Ning Guochen, Liang Hanying, Zhang Xinran, Liao Hongen
IEEE Trans Biomed Eng. 2023 Nov;70(11):3166-3177. doi: 10.1109/TBME.2023.3279114. Epub 2023 Oct 19.
Ultrasound (US) probes scan over the surface of the human body to acquire US images in clinical vascular US diagnosis. However, due to the deformation and specificity of different human surfaces, the relationship between the scan trajectory of the skin and the internal tissues is not fully correlated, which poses a challenge for autonomous robotic US imaging in a dynamic and external-vision-free environment. Here, we propose a decoupled control strategy for autonomous robotic vascular US imaging in an environment without external vision.
The proposed system is divided into outer-loop posture control and inner-loop orientation control, which are separately determined by a deep learning (DL) agent and a reinforcement learning (RL) agent. First, we use a weakly supervised US vessel segmentation network to estimate the probe orientation. In the outer loop control, we use a force-guided reinforcement learning agent to maintain a specific angle between the US probe and the skin in the dynamic imaging processes. Finally, the orientation and the posture are integrated to complete the imaging process.
Evaluation experiments on several volunteers showed that our RUS could autonomously perform vascular imaging in arms with different stiffness, curvature, and size without additional system adjustments. Furthermore, our system achieved reproducible imaging and reconstruction of dynamic targets without relying on vision-based surface information.

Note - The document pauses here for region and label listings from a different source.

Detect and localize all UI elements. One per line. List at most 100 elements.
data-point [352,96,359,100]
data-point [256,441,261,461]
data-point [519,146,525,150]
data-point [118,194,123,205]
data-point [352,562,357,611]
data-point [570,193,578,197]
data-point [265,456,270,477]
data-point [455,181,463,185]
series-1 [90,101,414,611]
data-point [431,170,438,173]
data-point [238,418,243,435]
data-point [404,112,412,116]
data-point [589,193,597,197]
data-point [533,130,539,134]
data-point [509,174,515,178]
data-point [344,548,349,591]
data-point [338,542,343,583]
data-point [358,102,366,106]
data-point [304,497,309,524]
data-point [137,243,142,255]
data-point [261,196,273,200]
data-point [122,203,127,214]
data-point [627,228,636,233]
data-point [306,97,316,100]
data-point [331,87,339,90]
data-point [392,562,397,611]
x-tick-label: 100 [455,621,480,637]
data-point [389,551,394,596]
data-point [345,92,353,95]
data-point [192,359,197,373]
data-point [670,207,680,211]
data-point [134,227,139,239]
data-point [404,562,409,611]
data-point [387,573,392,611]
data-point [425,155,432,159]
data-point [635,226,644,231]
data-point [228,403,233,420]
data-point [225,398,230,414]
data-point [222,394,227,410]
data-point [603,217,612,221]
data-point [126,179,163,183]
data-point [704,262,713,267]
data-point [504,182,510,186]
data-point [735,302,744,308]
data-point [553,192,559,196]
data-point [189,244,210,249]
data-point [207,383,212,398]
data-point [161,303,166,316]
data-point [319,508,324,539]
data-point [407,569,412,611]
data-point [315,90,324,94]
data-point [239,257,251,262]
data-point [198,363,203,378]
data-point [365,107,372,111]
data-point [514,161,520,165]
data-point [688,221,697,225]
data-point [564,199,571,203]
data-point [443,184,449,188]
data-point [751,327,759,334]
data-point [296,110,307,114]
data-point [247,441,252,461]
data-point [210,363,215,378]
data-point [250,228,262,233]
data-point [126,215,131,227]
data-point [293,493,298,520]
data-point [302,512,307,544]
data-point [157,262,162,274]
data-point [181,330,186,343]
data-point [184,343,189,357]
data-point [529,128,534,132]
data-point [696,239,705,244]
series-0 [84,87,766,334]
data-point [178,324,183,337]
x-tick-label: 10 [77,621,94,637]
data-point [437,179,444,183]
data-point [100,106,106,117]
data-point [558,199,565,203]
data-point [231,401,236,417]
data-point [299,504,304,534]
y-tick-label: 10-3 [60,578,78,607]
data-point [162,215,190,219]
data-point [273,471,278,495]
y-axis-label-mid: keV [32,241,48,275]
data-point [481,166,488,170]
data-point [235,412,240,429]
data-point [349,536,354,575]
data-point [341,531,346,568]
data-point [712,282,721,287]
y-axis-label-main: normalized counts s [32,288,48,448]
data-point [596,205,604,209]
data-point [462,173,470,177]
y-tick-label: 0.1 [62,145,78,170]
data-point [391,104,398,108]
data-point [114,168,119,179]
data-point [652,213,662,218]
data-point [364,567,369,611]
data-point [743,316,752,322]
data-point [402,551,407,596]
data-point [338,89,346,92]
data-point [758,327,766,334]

Our system and control strategy provides a novel framework for the application of US robots in complex and external-vision-free environments.
在临床血管超声诊断中,超声(US)探头在人体表面扫描以获取超声图像。然而,由于不同人体表面的变形和特殊性,皮肤的扫描轨迹与内部组织之间的关系并不完全相关,这给在动态且无外部视觉的环境中进行自主机器人超声成像带来了挑战。在此,我们提出一种在无外部视觉环境下用于自主机器人血管超声成像的解耦控制策略。
所提出的系统分为外环姿态控制和内环方向控制,分别由深度学习(DL)智能体和强化学习(RL)智能体确定。首先,我们使用一个弱监督超声血管分割网络来估计探头方向。在外环控制中,我们使用一个力引导强化学习智能体在动态成像过程中保持超声探头与皮肤之间的特定角度。最后,将方向和姿态整合以完成成像过程。
对几名志愿者的评估实验表明,我们的机器人超声系统能够在具有不同刚度、曲率和尺寸的手臂上自主进行血管成像,而无需额外的系统调整。此外,我们的系统在不依赖基于视觉的表面信息的情况下,实现了对动态目标的可重复成像和重建。
我们的系统和控制策略为超声机器人在复杂且无外部视觉的环境中的应用提供了一个新颖的框架。